Connolly’s interest in progressive transformation derives from her scholarship and her past administrative experience. Her current book, tentatively entitled GreeceandRome, advocates for an emergent transregional, transcultural approach to the study of ancient societies. As provost at the CUNY Graduate Center, with support from the Mellon Foundation, she established a major initiative to transform doctoral education, with the aims of orienting graduate research projects toward the public good and enriching students’ career options after completion of the PhD. Committed to hiring diverse faculty and recruiting a diverse student body, she sought to improve students’ experience by increasing staff in student services, offering training in quantitative skills and methods, and establishing best practices in doctoral mentoring. As a divisional dean at NYU, Connolly secured a $2 million grant from the Mellon Foundation to support a collaborative initiative in urban humanities, and helped build NYU’s sibling campuses in Abu Dhabi and Shanghai.

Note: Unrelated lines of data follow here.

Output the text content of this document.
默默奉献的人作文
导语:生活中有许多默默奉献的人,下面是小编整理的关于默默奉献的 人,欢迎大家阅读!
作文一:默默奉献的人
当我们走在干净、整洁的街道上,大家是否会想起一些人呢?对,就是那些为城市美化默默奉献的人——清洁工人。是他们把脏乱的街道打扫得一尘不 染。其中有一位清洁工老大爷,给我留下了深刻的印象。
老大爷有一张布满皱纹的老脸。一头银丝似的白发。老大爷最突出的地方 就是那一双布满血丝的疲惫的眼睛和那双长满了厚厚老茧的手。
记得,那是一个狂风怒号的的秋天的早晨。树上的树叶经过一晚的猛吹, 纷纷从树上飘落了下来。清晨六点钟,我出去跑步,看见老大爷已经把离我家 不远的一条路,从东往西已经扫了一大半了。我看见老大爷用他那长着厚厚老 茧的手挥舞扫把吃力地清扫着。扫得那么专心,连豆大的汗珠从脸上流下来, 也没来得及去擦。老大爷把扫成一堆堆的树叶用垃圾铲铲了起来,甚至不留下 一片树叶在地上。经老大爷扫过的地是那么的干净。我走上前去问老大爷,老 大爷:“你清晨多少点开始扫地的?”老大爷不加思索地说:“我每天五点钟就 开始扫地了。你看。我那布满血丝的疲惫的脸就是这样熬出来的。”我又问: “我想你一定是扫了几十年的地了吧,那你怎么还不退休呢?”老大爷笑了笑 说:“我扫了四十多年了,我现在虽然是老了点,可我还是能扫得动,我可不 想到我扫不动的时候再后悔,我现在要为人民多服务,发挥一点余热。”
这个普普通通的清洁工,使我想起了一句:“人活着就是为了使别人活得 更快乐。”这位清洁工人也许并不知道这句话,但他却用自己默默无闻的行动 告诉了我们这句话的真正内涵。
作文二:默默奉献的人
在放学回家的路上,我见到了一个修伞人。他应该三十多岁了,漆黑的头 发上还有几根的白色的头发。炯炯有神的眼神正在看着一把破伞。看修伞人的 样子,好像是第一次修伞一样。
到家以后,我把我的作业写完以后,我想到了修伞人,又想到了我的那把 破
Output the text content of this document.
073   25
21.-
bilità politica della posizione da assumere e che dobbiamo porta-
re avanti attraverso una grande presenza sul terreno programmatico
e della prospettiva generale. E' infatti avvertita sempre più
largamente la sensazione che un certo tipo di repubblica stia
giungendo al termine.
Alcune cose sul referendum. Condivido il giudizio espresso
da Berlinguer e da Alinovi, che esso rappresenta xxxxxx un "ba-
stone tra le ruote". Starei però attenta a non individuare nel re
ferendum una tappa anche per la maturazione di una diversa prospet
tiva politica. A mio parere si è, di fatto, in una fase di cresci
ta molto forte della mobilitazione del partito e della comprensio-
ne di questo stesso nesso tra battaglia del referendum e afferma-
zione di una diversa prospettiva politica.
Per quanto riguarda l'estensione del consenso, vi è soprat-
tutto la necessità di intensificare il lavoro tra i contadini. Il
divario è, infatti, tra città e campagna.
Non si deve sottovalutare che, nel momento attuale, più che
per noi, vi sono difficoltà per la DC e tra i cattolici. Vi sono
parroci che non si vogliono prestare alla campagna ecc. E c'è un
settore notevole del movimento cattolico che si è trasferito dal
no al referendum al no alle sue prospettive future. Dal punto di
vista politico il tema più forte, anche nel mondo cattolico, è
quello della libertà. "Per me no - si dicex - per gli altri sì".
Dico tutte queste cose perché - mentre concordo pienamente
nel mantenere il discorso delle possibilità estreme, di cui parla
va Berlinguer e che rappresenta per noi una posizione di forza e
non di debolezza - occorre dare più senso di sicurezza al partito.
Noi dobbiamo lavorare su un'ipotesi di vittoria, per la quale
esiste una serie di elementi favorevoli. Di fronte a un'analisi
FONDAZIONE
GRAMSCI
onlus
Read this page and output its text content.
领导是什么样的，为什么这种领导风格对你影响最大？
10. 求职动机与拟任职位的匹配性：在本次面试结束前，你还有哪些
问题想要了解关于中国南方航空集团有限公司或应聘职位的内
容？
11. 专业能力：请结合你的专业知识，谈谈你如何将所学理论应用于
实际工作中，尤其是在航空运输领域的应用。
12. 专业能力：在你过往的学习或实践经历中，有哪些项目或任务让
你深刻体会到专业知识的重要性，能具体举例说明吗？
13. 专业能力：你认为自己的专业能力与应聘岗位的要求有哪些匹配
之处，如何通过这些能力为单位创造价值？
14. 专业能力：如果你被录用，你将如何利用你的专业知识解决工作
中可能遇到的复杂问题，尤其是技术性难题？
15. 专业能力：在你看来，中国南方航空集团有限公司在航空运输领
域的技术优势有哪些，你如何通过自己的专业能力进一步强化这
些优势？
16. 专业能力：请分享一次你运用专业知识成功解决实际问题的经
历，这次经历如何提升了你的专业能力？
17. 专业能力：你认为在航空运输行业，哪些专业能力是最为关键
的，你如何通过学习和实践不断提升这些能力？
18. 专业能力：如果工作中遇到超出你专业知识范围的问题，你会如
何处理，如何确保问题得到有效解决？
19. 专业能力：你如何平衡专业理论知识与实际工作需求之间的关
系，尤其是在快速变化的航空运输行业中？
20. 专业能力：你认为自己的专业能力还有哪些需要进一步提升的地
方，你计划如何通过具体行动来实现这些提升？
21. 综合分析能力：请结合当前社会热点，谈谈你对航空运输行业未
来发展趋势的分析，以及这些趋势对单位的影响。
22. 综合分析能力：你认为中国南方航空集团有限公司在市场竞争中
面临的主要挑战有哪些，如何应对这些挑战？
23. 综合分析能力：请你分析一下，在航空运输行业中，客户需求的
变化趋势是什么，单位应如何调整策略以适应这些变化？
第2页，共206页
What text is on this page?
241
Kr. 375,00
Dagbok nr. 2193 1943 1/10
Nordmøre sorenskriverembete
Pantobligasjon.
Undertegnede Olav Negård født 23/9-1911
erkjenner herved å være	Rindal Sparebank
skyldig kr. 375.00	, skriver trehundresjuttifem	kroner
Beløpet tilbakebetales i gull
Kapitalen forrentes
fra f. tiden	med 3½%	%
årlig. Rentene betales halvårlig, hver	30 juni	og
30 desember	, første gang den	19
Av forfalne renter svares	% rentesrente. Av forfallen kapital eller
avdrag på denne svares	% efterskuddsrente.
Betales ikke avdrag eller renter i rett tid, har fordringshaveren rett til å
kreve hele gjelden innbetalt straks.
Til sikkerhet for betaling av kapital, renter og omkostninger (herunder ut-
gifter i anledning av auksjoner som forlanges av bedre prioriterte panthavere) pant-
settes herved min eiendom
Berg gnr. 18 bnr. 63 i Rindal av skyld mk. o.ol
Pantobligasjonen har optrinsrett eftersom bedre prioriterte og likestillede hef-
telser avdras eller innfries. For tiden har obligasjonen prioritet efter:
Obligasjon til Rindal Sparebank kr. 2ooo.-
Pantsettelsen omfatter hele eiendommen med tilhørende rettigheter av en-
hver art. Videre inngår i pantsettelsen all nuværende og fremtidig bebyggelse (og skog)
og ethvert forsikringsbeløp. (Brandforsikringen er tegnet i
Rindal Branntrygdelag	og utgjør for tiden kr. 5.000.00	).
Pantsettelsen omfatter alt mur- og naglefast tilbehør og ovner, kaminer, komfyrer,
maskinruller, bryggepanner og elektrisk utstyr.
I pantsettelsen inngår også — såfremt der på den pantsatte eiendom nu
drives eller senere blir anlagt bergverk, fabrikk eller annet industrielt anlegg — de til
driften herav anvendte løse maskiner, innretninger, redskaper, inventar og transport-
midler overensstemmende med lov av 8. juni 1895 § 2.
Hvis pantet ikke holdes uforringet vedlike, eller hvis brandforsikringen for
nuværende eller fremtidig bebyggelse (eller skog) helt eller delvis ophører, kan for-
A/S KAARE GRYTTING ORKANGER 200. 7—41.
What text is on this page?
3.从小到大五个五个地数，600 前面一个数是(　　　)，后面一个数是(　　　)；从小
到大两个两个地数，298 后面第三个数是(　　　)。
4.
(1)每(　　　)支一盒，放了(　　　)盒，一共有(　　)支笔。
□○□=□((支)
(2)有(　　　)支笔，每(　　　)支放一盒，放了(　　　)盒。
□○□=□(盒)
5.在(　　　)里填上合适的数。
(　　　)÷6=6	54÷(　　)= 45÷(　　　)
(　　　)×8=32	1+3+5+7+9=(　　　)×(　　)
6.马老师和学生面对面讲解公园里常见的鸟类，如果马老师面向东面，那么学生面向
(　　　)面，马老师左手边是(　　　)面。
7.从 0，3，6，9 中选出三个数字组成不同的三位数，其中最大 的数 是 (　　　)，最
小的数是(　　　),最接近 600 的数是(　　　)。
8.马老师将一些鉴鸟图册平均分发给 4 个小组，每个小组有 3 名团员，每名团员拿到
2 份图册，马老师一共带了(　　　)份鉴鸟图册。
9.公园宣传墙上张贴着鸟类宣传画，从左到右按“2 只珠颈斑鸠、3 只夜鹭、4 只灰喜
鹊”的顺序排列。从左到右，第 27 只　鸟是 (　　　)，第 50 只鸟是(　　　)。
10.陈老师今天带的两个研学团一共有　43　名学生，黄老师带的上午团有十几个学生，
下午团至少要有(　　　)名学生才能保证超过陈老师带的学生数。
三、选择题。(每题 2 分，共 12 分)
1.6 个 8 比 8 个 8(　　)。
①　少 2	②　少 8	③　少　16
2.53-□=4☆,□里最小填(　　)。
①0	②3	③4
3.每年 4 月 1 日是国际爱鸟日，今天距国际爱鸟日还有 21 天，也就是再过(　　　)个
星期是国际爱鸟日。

Connolly earned an AB in classics from Princeton University in 1991 and a PhD in classical studies from the University of Pennsylvania in 1997. She held professorships at the University of Washington and Stanford University before moving to NYU in 2004.
She is the author of two books, The State of Speech and The Life of Roman Republicanism, and over seventy articles, book reviews, and essays. Her current board and advisory group service includes the American Academy of Arts and Sciences, the National Humanities Alliance, the National Humanities Center, Middlesex School, and the Journal for the History of Ideas. She is a past member of the board of directors of the Society for Classical Studies. Her writing has appeared in The New York Times Book Review, the Independent, the Village Voice, the Times Literary Supplement, the Chronicle of Higher Education, and Inside Higher Ed. Deeply interested in contemporary art, she served as an interpreter/player for the artist Tino Sehgal and is at work on a creative translation of Vergil’s pastoral poetry. She speaks and writes regularly about the future of the humanities and the necessity of public funding for higher education as a keystone of a robust democracy.